A. Studying aerial photographs of plants to which access is restricted. This can reveal plant layout (which is often a clue to process) inventory stockpiles, a tip-off for a sales drive, etc.

B. Videotape comings and goings to headquarters, plants etc. This can give information about who works, where and when. It can give clues about particular individuals, but also shift patterns, recruitment, downsizing etc.

C. Reverse engineering, which involves taking products apart to study components and manufacturing processes. Equally, one can do a chemical analysis of the product can be performed to try to determine the ingredients and preparation method.

D. Garbology: obtaining the rubbish people throw away, examine everything including shredded papers. This is somewhere between post-modern archaeology and paparazzi low life, but it does reveal a great deal if one is patient, partial to rubber gloves and desperately inquisitive.

Most of us have become used to living in a surveillance culture where cameras are everywhere. There are now specialist shops, that advertising in airline magazines, that effectively sell espionage and counter-espionage equipment; miniature cameras and microphones etc.

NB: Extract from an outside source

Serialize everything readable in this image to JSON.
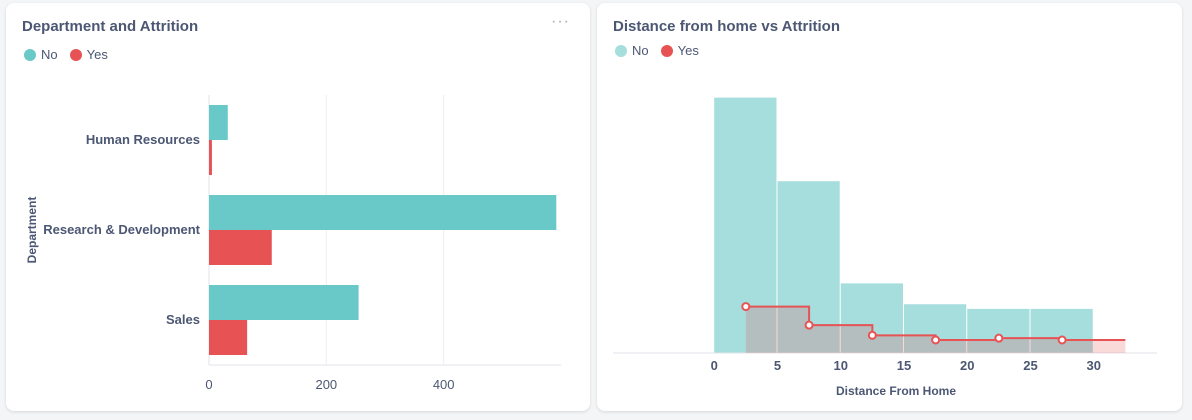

Some companies invest a lot of money and effort keeping their secrets. Others are more interested in getting the secrets of others. The reactive and proactive, defensive and offensive. The sector the company works in, its history and the paranoia or entrepreneurship of the CEO seem to dictate its attitude to business espionage rather than business ethics. But successful companies cannot afford to ignore their competitors. The only question is how they prefer to obtain their information.

Adrian Furnham, Ph.D., is a professor of psychology at University College London and the Norwegian Business School.